The English Football League is expected to get fresh guidance from its clubs this week, with League One and Two increasingly unlikely to resume because of the prohibitive cost of playing matches behind closed doors. Clubs will convene via conference call on Friday following an EFL board meeting on Wednesday, when discussions are set to centre on determining finales to the interrupted season.
Rick Parry, the EFL chairman, will listen to clubs’ concerns on Friday, with many teams expected to admit defeat in trying to resume. A hard vote is not expected this week but clubs are resigned to the season not being completed.
The required level of player testing to finish the season is estimated to be at least £2m per division. A League One manager said the league now needs to find “the best worst-way” to finish the season and accepted there is scope for things to become “fairly litigious”, while a Championship source suggested some second-tier clubs have reservations about continuing the regular season.

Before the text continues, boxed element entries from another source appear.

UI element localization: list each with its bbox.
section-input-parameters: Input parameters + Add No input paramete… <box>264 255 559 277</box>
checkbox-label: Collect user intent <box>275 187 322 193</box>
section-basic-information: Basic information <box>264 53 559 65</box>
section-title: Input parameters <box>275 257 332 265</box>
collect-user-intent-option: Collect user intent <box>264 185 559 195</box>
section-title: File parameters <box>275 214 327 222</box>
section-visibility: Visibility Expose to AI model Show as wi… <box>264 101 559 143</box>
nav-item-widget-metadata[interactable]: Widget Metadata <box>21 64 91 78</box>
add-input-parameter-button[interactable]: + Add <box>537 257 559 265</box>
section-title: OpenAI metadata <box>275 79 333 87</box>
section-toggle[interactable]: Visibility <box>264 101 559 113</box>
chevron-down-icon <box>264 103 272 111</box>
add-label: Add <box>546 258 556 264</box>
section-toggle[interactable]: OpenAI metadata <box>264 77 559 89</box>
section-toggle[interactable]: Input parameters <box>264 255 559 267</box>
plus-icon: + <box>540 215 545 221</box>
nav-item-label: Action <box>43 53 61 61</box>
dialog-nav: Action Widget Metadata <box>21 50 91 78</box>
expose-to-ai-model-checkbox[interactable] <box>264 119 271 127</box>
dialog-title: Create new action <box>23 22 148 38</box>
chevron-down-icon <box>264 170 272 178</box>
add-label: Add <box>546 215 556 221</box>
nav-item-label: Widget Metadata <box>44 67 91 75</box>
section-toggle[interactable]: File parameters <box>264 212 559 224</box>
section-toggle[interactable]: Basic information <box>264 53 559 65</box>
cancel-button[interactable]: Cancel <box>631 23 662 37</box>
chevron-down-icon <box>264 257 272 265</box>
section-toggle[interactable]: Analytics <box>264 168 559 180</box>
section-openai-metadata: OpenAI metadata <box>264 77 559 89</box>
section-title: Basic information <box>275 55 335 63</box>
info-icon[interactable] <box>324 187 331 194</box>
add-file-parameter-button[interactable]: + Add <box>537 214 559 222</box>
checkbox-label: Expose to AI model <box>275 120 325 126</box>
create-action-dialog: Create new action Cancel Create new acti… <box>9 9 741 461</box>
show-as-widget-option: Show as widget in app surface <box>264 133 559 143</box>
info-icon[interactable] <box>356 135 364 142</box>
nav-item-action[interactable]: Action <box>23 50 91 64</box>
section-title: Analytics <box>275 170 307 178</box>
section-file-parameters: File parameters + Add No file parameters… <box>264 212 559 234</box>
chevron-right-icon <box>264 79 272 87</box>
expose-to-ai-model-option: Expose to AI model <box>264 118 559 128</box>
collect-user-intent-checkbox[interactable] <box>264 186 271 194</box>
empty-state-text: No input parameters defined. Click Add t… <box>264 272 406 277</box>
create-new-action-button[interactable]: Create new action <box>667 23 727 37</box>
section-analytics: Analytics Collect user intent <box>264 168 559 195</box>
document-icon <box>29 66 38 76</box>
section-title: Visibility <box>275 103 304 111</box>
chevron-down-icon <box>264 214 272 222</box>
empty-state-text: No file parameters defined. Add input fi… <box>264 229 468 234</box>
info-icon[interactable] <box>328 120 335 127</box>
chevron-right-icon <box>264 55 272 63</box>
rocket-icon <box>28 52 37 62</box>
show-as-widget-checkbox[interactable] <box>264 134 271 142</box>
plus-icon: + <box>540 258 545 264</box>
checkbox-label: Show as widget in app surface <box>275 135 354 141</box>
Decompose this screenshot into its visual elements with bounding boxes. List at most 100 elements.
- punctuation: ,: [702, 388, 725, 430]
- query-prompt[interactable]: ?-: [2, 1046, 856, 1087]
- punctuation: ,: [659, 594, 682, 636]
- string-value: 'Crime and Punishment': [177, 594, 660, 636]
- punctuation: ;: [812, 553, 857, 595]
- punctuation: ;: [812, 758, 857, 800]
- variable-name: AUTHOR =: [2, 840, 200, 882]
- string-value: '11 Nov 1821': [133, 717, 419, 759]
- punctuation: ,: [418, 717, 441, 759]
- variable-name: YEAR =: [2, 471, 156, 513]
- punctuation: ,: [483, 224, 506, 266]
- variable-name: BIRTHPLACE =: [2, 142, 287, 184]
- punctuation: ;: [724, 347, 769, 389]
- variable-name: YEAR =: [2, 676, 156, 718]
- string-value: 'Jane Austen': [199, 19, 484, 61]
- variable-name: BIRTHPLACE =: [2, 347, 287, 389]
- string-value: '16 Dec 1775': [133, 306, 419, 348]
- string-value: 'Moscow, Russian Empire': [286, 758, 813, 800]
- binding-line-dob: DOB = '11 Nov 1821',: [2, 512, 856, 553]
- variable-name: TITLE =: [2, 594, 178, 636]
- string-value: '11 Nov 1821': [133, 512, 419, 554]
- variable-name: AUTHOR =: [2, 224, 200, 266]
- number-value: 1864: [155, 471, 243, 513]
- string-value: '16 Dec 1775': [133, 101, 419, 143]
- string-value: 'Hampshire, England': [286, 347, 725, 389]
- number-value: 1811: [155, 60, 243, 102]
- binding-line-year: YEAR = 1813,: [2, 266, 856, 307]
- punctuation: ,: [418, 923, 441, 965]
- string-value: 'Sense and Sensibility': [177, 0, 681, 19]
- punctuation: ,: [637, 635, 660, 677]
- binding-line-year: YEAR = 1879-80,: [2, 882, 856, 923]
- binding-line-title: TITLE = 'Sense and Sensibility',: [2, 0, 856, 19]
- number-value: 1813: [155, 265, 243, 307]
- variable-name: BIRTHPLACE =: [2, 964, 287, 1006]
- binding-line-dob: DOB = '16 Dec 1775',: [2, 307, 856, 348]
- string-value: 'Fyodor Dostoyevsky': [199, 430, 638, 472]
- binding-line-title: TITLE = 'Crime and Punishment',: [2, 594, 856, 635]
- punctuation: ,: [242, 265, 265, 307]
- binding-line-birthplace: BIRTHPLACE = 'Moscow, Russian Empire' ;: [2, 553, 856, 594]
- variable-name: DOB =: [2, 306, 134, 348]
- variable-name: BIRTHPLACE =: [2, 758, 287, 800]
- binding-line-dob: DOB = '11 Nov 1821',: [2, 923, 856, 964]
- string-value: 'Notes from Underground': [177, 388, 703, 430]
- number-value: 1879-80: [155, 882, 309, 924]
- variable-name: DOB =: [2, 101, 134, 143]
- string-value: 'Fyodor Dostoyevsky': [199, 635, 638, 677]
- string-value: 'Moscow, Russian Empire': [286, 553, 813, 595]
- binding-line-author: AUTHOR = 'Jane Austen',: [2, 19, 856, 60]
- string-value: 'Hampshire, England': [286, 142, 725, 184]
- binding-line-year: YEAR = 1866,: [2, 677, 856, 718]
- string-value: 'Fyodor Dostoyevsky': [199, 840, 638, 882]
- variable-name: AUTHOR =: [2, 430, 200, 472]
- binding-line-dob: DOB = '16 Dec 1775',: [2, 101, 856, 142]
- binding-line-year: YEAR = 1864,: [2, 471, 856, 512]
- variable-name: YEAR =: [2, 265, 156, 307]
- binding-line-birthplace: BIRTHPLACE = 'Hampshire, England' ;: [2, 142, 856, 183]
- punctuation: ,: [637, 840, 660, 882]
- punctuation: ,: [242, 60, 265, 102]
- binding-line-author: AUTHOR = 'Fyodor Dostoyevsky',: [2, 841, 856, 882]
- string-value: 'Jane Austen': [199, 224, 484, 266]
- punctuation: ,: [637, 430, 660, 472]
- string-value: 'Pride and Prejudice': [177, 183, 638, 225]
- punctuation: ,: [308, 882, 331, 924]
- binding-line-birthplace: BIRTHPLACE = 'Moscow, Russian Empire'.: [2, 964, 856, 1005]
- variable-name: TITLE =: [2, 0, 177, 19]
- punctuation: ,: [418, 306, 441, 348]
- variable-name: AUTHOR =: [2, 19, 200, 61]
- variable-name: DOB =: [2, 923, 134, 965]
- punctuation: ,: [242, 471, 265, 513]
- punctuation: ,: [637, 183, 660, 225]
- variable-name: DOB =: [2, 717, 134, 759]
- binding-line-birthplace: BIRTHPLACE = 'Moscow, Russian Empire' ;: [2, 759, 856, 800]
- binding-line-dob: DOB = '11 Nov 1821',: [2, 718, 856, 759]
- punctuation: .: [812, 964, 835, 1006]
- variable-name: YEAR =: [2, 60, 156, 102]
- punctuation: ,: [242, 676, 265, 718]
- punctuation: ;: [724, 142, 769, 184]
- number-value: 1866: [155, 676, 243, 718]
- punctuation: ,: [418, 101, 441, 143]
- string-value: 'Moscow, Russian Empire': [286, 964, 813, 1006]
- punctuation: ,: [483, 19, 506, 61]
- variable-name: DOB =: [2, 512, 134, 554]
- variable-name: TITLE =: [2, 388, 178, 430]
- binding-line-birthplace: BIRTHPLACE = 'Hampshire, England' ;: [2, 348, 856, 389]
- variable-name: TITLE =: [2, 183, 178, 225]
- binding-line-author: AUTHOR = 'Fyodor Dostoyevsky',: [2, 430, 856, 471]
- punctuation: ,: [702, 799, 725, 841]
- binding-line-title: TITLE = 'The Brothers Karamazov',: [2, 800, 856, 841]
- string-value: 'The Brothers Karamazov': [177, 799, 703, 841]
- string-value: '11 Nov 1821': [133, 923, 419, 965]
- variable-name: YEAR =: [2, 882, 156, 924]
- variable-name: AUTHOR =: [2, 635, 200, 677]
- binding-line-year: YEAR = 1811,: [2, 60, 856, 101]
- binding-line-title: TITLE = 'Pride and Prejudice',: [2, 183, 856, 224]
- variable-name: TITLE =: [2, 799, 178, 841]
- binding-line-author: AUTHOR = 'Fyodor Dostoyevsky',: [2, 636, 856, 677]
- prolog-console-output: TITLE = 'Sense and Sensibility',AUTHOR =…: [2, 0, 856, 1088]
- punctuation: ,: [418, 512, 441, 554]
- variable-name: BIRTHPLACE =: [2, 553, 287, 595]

Some League One clubs have discussed not playing until crowds are allowed to return, but there is an acceptance that the EFL needs to be aligned with the Premier League to prevent the pyramid becoming disjointed. Last month Colchester of League Two released four players owing to the financial impact of coronavirus and last week Parry admitted there is “uncertainty around next season and the undetermined matter of when we’ll be able to return with crowds, which for the EFL is absolutely critical”.
The EFL remains determined to finish the Championship season and clubs plan to resume with home and away matches behind closed doors, but the league is awaiting guidance from the government’s medical-expert working group to determine when a return could be viable. Clubs had hoped to return to formal training on Saturday, on the basis of the league resuming in mid-June.